Steve Lawrence singles chronology
| "Pretty Blue Eyes" (1959) | "Footsteps" (1960) | "Girls, Girls, Girls" (1960) |

= Footsteps (Steve Lawrence song) =

"Footsteps" is a hit single by the American singer and actor Steve Lawrence, recorded in January 1960 and released in spring 1960 by ABC-Paramount Records in the US and His Master's Voice in the UK. The song was written by Barry Mann and Hank Hunter.

The single has Lawrence's wife, Eydie Gormé, as a backing vocalist and Don Costa's Orchestra and chorus.

==Charts==
In the US, it spent 13 weeks on the Billboard Hot 100, peaking at No. 7 on April 4, 1960, while reaching No. 4 in the Record Retailer chart in the UK, No. 3 in the CHUM Hit Parade in Canada, and No. 9 on VG-lista in Norway.

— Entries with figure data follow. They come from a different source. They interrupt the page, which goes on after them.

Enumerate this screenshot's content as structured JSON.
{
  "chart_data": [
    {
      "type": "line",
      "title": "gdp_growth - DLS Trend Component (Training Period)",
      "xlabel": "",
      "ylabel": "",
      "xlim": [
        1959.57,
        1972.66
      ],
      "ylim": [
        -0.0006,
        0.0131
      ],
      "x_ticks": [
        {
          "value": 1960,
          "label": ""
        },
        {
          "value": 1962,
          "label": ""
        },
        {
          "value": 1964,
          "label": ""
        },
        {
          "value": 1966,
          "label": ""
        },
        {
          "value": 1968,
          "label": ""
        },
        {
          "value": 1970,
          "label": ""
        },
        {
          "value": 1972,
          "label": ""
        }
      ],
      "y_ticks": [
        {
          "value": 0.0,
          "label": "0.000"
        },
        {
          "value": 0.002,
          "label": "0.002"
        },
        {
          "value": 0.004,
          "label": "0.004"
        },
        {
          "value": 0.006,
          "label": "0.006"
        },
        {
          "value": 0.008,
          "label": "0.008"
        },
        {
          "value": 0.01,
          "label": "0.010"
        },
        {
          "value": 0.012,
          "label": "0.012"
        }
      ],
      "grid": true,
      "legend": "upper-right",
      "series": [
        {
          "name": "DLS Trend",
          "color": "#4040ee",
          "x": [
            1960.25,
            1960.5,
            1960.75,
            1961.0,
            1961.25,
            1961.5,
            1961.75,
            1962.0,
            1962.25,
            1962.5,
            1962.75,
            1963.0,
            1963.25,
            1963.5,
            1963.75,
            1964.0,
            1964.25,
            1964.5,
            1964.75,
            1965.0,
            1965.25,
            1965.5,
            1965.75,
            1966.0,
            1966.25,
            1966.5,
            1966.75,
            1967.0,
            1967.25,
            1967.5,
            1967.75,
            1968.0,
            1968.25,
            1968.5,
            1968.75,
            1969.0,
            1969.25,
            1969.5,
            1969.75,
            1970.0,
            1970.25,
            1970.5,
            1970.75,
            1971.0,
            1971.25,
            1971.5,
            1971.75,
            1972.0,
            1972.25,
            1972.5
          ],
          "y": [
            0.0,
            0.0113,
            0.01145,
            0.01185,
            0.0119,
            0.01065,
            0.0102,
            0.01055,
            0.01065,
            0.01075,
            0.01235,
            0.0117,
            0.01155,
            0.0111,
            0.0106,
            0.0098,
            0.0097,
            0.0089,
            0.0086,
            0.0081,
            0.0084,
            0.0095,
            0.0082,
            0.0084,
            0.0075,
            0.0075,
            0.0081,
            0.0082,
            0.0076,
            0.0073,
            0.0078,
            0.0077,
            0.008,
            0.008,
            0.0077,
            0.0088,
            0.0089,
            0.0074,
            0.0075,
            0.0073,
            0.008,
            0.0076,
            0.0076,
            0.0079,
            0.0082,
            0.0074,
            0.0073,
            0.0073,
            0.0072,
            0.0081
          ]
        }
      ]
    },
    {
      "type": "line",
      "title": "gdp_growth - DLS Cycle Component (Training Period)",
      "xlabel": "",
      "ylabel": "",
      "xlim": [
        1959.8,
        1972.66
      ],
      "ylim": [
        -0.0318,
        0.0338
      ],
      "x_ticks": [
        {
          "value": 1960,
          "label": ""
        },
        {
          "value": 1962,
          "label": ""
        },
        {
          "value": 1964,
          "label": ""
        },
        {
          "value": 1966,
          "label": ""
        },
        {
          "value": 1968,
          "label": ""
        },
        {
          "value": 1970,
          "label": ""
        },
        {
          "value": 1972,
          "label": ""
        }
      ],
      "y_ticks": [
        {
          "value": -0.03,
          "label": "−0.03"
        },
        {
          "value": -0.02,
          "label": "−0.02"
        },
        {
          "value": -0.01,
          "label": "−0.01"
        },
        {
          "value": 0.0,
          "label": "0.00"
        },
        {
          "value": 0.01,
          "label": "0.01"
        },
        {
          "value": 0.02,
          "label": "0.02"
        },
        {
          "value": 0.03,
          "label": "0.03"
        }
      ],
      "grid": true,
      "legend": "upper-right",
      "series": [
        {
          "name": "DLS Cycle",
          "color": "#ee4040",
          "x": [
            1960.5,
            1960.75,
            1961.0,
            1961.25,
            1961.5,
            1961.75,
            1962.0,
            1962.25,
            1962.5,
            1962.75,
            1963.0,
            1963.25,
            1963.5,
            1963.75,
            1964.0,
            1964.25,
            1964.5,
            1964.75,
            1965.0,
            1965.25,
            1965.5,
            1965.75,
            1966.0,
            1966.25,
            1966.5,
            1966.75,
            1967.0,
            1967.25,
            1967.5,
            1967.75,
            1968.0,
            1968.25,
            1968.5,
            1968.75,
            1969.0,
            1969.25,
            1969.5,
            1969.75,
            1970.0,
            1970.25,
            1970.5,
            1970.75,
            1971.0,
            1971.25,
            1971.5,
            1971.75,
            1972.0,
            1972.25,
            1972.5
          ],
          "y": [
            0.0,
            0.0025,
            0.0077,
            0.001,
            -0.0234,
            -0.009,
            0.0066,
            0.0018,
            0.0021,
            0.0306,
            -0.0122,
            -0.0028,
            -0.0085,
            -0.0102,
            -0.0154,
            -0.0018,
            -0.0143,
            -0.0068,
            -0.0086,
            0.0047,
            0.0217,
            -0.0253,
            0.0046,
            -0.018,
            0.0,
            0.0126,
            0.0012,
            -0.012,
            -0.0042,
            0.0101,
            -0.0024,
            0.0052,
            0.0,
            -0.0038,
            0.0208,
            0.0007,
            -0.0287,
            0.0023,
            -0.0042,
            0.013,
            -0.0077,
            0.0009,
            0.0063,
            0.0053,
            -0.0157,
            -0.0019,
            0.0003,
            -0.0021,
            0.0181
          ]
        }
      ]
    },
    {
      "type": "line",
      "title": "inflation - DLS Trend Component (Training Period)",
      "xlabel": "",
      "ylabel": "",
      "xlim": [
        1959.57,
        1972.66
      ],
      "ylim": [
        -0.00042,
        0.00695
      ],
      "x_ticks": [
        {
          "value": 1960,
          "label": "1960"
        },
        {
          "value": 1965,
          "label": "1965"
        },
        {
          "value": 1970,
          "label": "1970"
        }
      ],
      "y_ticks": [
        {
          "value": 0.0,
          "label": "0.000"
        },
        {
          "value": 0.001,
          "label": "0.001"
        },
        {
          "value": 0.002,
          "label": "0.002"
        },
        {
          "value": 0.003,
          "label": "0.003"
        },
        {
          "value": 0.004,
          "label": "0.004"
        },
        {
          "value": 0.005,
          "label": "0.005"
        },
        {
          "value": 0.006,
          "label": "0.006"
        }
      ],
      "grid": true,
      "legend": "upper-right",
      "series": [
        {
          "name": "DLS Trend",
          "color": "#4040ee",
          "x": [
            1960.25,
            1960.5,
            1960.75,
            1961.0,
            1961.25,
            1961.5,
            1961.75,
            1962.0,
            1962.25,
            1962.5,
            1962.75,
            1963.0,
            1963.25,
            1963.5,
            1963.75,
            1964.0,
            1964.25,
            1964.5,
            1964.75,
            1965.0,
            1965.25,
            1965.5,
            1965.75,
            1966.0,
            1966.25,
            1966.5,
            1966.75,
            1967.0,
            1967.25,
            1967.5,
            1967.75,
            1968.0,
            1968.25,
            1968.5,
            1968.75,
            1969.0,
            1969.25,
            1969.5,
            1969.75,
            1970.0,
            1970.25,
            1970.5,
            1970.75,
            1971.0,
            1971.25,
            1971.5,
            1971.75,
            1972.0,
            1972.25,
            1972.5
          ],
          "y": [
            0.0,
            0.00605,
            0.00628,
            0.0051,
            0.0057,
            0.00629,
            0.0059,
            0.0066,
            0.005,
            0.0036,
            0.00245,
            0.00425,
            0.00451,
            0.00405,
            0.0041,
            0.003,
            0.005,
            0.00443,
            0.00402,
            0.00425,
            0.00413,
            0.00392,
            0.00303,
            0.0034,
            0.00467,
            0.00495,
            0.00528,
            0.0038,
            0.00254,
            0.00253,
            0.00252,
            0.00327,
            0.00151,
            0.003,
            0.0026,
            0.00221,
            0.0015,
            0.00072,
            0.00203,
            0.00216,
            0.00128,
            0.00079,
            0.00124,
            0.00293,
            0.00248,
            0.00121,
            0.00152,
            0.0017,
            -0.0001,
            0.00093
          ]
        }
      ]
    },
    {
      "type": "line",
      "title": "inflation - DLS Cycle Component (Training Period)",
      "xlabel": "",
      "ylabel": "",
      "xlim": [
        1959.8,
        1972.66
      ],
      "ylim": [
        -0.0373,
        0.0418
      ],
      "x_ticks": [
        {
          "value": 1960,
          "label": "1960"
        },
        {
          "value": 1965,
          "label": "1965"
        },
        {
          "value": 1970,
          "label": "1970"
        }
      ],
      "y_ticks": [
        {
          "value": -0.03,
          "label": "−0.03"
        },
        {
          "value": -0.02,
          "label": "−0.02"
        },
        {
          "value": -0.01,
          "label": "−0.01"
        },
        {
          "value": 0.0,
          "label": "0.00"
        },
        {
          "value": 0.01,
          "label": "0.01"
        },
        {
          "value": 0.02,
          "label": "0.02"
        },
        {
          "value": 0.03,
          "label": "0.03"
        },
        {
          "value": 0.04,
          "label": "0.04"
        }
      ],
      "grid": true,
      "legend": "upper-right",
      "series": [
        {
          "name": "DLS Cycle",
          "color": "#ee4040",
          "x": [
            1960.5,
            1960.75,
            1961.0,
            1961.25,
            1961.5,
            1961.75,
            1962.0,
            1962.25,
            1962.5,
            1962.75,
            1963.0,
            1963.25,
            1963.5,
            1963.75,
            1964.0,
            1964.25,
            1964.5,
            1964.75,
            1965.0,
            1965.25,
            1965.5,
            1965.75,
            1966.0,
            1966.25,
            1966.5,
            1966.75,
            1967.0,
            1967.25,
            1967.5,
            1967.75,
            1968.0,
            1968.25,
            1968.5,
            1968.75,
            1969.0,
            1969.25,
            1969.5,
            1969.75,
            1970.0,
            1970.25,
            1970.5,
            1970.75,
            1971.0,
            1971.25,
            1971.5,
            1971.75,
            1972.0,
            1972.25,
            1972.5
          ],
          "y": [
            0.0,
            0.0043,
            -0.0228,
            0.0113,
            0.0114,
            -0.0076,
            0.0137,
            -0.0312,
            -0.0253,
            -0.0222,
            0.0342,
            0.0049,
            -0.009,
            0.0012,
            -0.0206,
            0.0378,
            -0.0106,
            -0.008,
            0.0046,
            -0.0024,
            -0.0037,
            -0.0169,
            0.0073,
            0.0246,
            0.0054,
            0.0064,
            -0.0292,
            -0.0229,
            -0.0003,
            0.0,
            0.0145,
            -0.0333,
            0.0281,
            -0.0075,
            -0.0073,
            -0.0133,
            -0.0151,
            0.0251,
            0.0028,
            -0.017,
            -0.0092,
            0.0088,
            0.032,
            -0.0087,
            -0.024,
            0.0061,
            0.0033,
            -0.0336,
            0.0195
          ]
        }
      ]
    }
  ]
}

| Chart (1960) | Peak position |
|---|---|
| Canada CHUM Hit Parade | 3 |
| Netherlands | 16 |
| Norway VG-lista | 9 |
| UK Record Retailer | 4 |
| US Billboard Hot 100 | 7 |
| US Cash Box Top 100 | 9 |
| US Cash Box Records Disc Jockeys Played Most | 4 |
| US Cash Box Top Ten Juke Box Tunes | 9 |
| Wallonia | 29 |

==Cover versions==
- Barry Mann sang this song on his 1961 Who Put The Bomp album.
- It was also a hit for Ronnie Carroll in 1960, peaking at No. 36 in the UK.
- Showaddywaddy released their version of the song in 1981, peaking at No. 31 in the UK.